= Complex conjugate representation =

In mathematics, if G is a group and Π is a representation of it over the complex vector space V, then the complex conjugate representation Π̅ is defined over the complex conjugate vector space V̅ as follows:

Π̅(g) is the conjugate of Π(g) for all g in G.

Π̅ is also a representation, as one may check explicitly.

If g is a real Lie algebra and π is a representation of it over the vector space V, then the conjugate representation π̅ is defined over the conjugate vector space '̅'̅V̅'̅'̅ as follows:

π̅(X) is the conjugate of π(X) for all X in g.

π̅ is also a representation, as one may check explicitly.

If two real Lie algebras have the same complexification, and we have a complex representation of the complexified Lie algebra, their conjugate representations are still going to be different.

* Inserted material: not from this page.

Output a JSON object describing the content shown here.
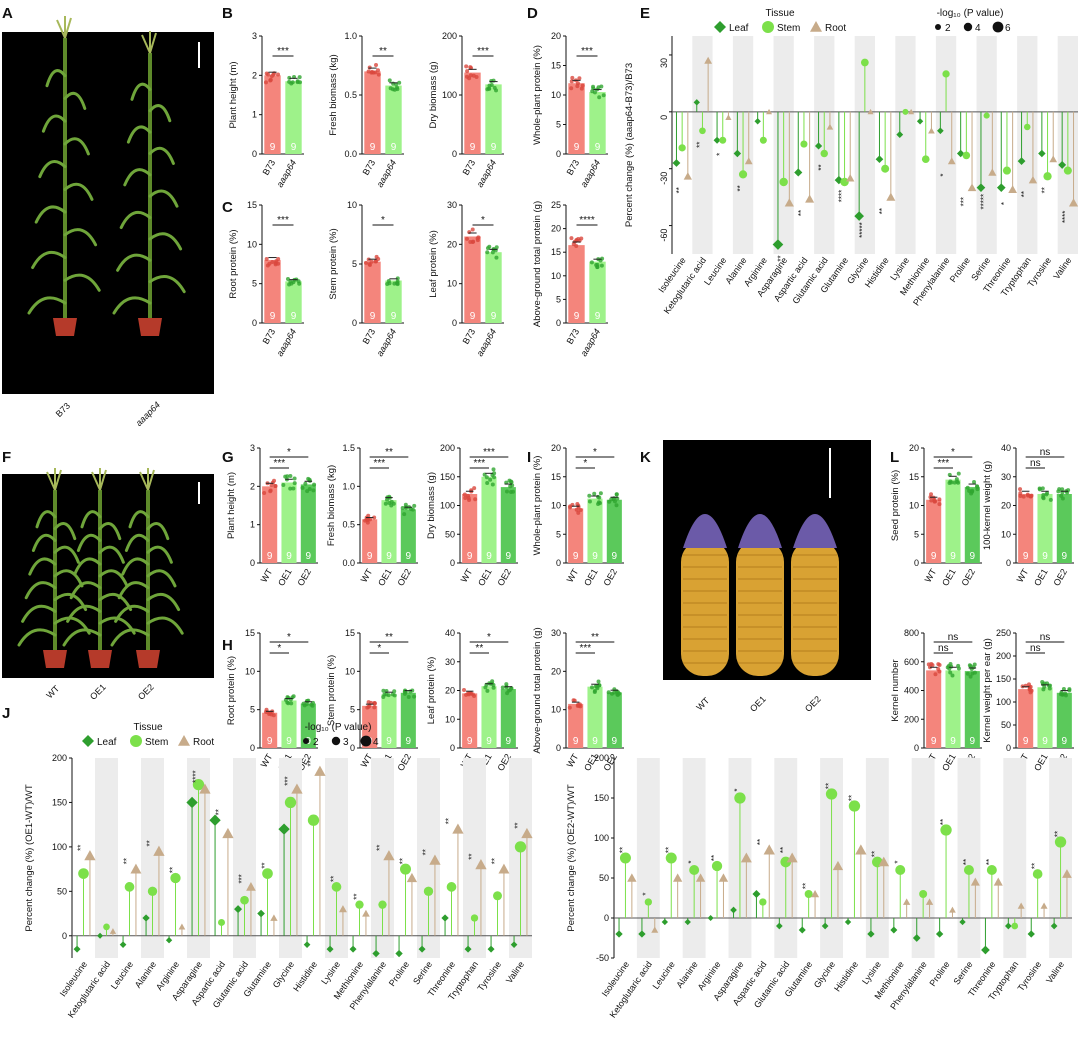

See spinor for some examples associated with spinor representations of the spin groups Spin(p + q) and Spin(p, q).

If $\mathfrak{g}$ is a *-Lie algebra (a complex Lie algebra with a * operation which is compatible with the Lie bracket),

π̅(X) is the conjugate of −π(X*) for all X in g

For a finite-dimensional unitary representation, the dual representation and the conjugate representation coincide. This also holds for pseudounitary representations.